– Кстати, Гриша, я об этой твоей стороне не знала.
Саша будто продолжила прерванный разговор. Грин знал, как она любит свой кофе, безобразно сладкий кокосовый мокко, знал то же самое о Мятежном и в целом знал их как облупленных. Саша не была уверена, что сама о себе все эти вещи знает и помнит.
– Сторона на самом деле старая. Никогда не поздно совершать новые открытия, надеюсь, тебе понравилось? Иногда нужно оправдывать звание самого старшего.
В зеркале заднего вида Саша видела, как он улыбается, потому отозвалась легко:
– Я в восторге. А старшинство твое неоспоримо.
Саша почти ожидала, что Мятежный начнет спорить, но это было какое-то удивительно… безмятежное утро. Будто все наконец было на своих местах. Ровно так, как и должно быть. И все были на своих местах.
Саше не терпелось выехать из города, добавить скорости, лететь по дорогам, отделенным лесопосадкой, а еще лучше – через сам лес. Включить музыку, петь громко, до хрипоты. Она вполголоса переругивалась с Марком относительно выбора музыки – и это не тот спор, который мог выиграть хоть один из них. Зато однозначно именно тот, который легко мог прекратить Грин, буквально одним движением, одной обезоруживающей улыбкой. Все было так просто, когда они были на одной территории – вот так, захваченные бесконечной дорогой.
В своей рутине ты застреваешь, как муха в меду. Забываешь о простых вещах. Как легко, как приятно бывает смеяться. И как давно знакомые люди могут удивлять. И могут с каждым днем становиться чуть более бесценными.
Саша любила быть в дороге, потому что дорога – это будто другая жизнь, где все на секунду становятся честнее.
Если Саша Озерская что-то и знала, так это то, что ранние подъемы были абсолютно не о ней, сидение за рулем после раннего подъема – совершенно точно тоже, потому она сдулась быстро, ворчливо и обиженно уступая место Мятежному.
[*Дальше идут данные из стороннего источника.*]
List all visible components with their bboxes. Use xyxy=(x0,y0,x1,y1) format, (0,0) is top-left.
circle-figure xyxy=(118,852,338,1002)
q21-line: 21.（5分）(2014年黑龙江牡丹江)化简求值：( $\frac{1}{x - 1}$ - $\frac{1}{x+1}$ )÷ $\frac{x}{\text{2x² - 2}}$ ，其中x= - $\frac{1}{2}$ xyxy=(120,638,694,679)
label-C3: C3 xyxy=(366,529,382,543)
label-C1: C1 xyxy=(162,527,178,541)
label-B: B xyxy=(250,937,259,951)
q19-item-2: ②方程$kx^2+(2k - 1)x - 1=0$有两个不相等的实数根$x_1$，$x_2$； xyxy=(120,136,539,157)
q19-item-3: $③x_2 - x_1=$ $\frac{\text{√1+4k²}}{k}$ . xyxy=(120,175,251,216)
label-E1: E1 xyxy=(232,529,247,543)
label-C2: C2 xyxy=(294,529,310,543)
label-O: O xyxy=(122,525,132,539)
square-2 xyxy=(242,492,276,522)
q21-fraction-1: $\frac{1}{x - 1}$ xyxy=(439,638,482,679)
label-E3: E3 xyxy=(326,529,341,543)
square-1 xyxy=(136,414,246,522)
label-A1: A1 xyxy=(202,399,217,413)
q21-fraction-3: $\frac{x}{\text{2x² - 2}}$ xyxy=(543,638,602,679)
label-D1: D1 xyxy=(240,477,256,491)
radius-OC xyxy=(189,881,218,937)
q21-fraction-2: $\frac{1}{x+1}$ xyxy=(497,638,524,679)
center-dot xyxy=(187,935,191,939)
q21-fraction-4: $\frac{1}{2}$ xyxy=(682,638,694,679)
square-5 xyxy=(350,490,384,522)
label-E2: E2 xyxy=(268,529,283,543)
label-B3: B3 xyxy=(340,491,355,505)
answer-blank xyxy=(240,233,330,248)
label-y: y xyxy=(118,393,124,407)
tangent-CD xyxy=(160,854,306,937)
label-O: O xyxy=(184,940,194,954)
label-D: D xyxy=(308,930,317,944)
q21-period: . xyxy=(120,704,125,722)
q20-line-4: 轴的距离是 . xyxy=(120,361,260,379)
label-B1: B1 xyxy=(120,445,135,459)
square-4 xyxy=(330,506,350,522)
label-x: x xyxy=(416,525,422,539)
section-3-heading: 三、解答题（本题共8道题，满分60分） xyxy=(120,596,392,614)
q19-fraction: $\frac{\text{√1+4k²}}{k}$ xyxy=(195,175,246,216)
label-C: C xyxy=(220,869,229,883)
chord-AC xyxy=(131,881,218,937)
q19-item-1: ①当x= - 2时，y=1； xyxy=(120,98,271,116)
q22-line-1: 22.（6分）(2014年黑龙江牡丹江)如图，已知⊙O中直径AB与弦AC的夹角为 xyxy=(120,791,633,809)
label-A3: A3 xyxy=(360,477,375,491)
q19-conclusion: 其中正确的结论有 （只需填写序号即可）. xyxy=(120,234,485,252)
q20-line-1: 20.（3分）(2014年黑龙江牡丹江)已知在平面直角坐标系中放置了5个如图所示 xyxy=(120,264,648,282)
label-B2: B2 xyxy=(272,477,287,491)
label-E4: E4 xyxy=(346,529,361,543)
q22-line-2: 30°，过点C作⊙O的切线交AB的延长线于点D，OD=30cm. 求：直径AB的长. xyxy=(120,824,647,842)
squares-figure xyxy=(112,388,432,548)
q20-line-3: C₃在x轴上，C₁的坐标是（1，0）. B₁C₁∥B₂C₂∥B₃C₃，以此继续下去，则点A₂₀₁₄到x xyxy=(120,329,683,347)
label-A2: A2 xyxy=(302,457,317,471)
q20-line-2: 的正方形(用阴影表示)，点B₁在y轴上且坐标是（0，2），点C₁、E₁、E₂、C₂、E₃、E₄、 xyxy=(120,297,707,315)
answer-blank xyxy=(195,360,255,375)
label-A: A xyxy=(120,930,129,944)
В чем он был виноват? А просто так, Саше не нужен был повод. Не нужен был повод радоваться, укладываясь на грудь Грину, требуя, чтобы ее обняли немедленно. Не нужен был повод кричать про то, что у любви у нашей села батарейка, еще сидя за рулем. И требовать рассказать ей все о деталях перемирия, о том, как они познакомились – ведь тогда Саши даже близко в Центре не было. Чтобы правды между ними стало больше.
Не бывает одинаковых историй знакомства, зато бывают те, которые впечатываются намертво. Эту тайну Саша решила сохранить, зажевать хот-догом и просмеяться на кассе, но она теперь немножечко ее тоже. Их магия. Так они входят в ее мир, она – в их. Миры сталкиваются. Саша любила людей, которые любят друг друга. Которые дорожат друг другом. Саша вообще любила саму идею любви.
Саша лежала, прижавшись ухом к груди Грина, чувствовала, как немного дерет горло от кофе и пения, и снова кофе, и снова пения, конечно же. И она была все еще замечательно сонной, эта чистота духа, когда только что проснувшееся сознание остается кристально чистым и никакие черные мысли его не трогают. Сердце Грина стучало ровно – хороший четкий ритм. Он тоже спал, дело перевалило за обед, и они были почти на месте. Темнело все раньше – ну где вы видели сумерки, которые начинаются в половину четвертого?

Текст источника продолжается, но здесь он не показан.